すなわち、この図のように複数の分布を包括的に計算する。
実装は以下である。
import numpy as np
import math
from scipy.optimize import minimize
#################################################################
## Fields,
#################################################################
X = np.linspace(0, 1, 10)
t = np.sin(2*np.pi*X) + np.random.normal(0, 0.2, X.size)
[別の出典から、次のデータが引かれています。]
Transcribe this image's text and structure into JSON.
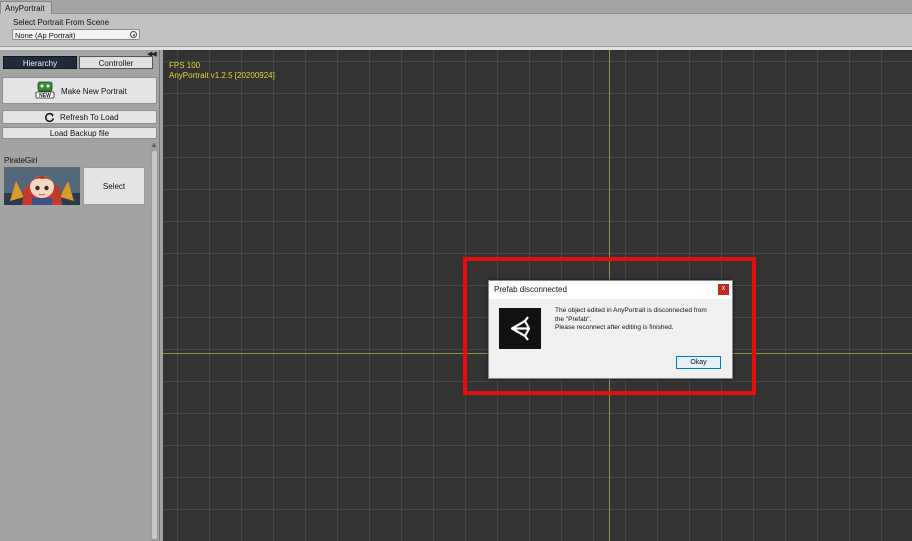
{
  "window": {
    "tab_label": "AnyPortrait"
  },
  "scene_selector": {
    "label": "Select Portrait From Scene",
    "value": "None (Ap Portrait)"
  },
  "sidebar": {
    "collapse_glyph": "◀◀",
    "tabs": [
      {
        "label": "Hierarchy",
        "selected": true
      },
      {
        "label": "Controller",
        "selected": false
      }
    ],
    "make_new_label": "Make New Portrait",
    "refresh_label": "Refresh To Load",
    "backup_label": "Load Backup file",
    "portraits": [
      {
        "name": "PirateGirl",
        "select_label": "Select"
      }
    ]
  },
  "viewport": {
    "fps_text": "FPS 100",
    "version_text": "AnyPortrait v1.2.5 [20200924]"
  },
  "dialog": {
    "title": "Prefab disconnected",
    "close_glyph": "x",
    "message_lines": [
      "The object edited in AnyPortrait is disconnected from",
      "the \"Prefab\".",
      "Please reconnect after editing is finished."
    ],
    "ok_label": "Okay"
  },
  "colors": {
    "highlight_frame": "#e01010",
    "viewport_text": "#e8d23a",
    "selected_tab": "#1e2b3a"
  }
}
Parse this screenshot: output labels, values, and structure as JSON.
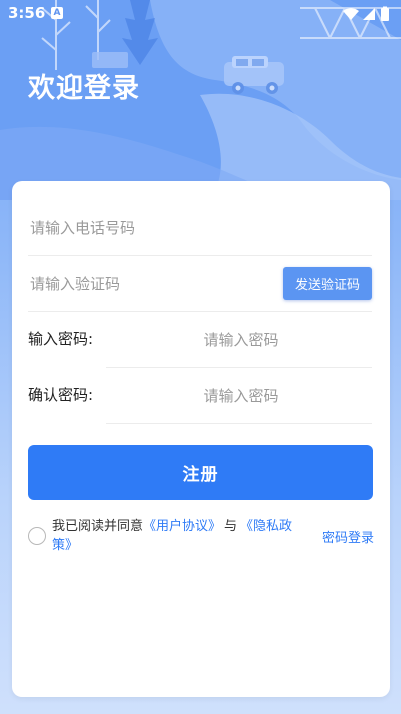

#########################################
# Estimate
#########################################
def phi(x):
m = 8
return x ** np.arange(0, m)
PHI = np.array([phi(x) for x in X])
w = np.dot(np.linalg.inv(np.dot(PHI.T, PHI)), np.dot(PHI.T, t))
#########################################
# Calc
#########################################
xlist = np.arange(0, 1, 0.01)
ylist = [np.dot(w, phi(x)) for x in xlist]
y_hat = [np.dot(w, phi(x)) for x in X]
sums = np.sum( (y_hat - t) ** 2 )
beta = np.sqrt(1.0 / len(t) * sums) # std
lowers = np.array(ylist) - 1.96 * beta
uppers = np.array(ylist) + 1.96 * beta
画像化すると以下のような結果が得られる。
各サンプルは95%の信頼区間に収まっていることが確認できる。